俺の座椅子状態になってて顔は見えないはずなのに、なんでそんな事がわかるんだよ。という事は突っ込まない。この人色々おかしいからな。何が出来ても驚かないよ。さっきも、コンパクトサイズとはいえ、フル装備の俺を軽々と持ち上げてたし。
「いやそりゃあ、もう少しで三人とはお別れですし? 短い間で立場も違うとはいえ、一緒に旅をした間柄なんですから、寂しさくらい覚えますよ」
「え? お別れじゃないですよ?」
「「え?」」
「え?」
サフィアさんの『何言ってるのこの子?』と言わんばかりセリフに、俺だけではなく、メリアさんも首を傾げる。
いやいや、何を言ってるんだこの人は。それらしい事はほぼしてないとはいえ、護衛対象の二人を王とまで送り届けたんだ。どう考えてもこれで依頼は終わりだろう。依頼が終わったらこのメンバーも解散。当たり前の事だ。
しかし、サフィアさんの意見は違うらしい。どういう事なのか聞いてみようじゃないか。
「ちょっと勘違いしているようですが……。今回の依頼は、侯爵夫人である私の護衛ですよね?」
「はい。王女様の護衛の隠れ蓑のような立ち位置ではありますが、そういう事になってますね」
身も蓋もない言い方だが、それはサフィアさんも理解しているので特に気を悪くした様子もなく、首を縦に振った。
「とはいえ、私への護衛が全く不要という訳ではありません。依頼は私の護衛ですからね。そして私はイースに住む者。
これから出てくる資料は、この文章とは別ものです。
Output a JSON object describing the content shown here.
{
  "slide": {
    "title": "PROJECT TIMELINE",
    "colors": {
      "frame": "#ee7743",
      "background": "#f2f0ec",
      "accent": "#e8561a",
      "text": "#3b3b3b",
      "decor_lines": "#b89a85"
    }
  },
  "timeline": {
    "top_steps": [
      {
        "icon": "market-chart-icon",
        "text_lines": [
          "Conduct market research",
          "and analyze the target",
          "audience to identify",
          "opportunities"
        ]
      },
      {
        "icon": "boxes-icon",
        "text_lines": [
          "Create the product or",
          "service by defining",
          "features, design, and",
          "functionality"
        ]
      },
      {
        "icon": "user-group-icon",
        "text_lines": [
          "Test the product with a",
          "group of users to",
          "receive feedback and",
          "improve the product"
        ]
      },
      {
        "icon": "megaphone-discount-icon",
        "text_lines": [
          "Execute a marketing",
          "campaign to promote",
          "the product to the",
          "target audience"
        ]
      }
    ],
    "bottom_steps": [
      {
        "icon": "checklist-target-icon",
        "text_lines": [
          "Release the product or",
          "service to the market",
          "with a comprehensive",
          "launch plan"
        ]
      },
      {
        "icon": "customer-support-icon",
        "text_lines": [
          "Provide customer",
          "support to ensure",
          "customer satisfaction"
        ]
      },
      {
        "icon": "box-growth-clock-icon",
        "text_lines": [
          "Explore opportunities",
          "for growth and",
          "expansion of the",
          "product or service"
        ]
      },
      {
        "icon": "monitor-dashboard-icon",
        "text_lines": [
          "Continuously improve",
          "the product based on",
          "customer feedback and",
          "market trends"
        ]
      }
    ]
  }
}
王都へは所用で来ただけです」
まあ、そうだろうね。…………ん? なんか雲行きが怪しくなってきたぞ?
「つまり、私はイースへ帰るという事です。依頼には帰り道の護衛も含まれています。その事も書いてあったはずですよ? 読んでいないのですか?」
…………………………。
読んでねえ…………。というか、冒険者組合から依頼すら受けてなくね?
油の切れたロボットのような動きで首を回し、メリアさんへ視線を向けると、メリアさんも『やらかした!』って顔でブンブンと首を横に振った。そりゃそうだよね。ずっと俺と一緒に料理作ってたんだから、冒険者組合に行く暇なんてなかったよね。
…………うわー、やらかしたー! って事は何? 今回の旅、タダ働きって事? まじかー!?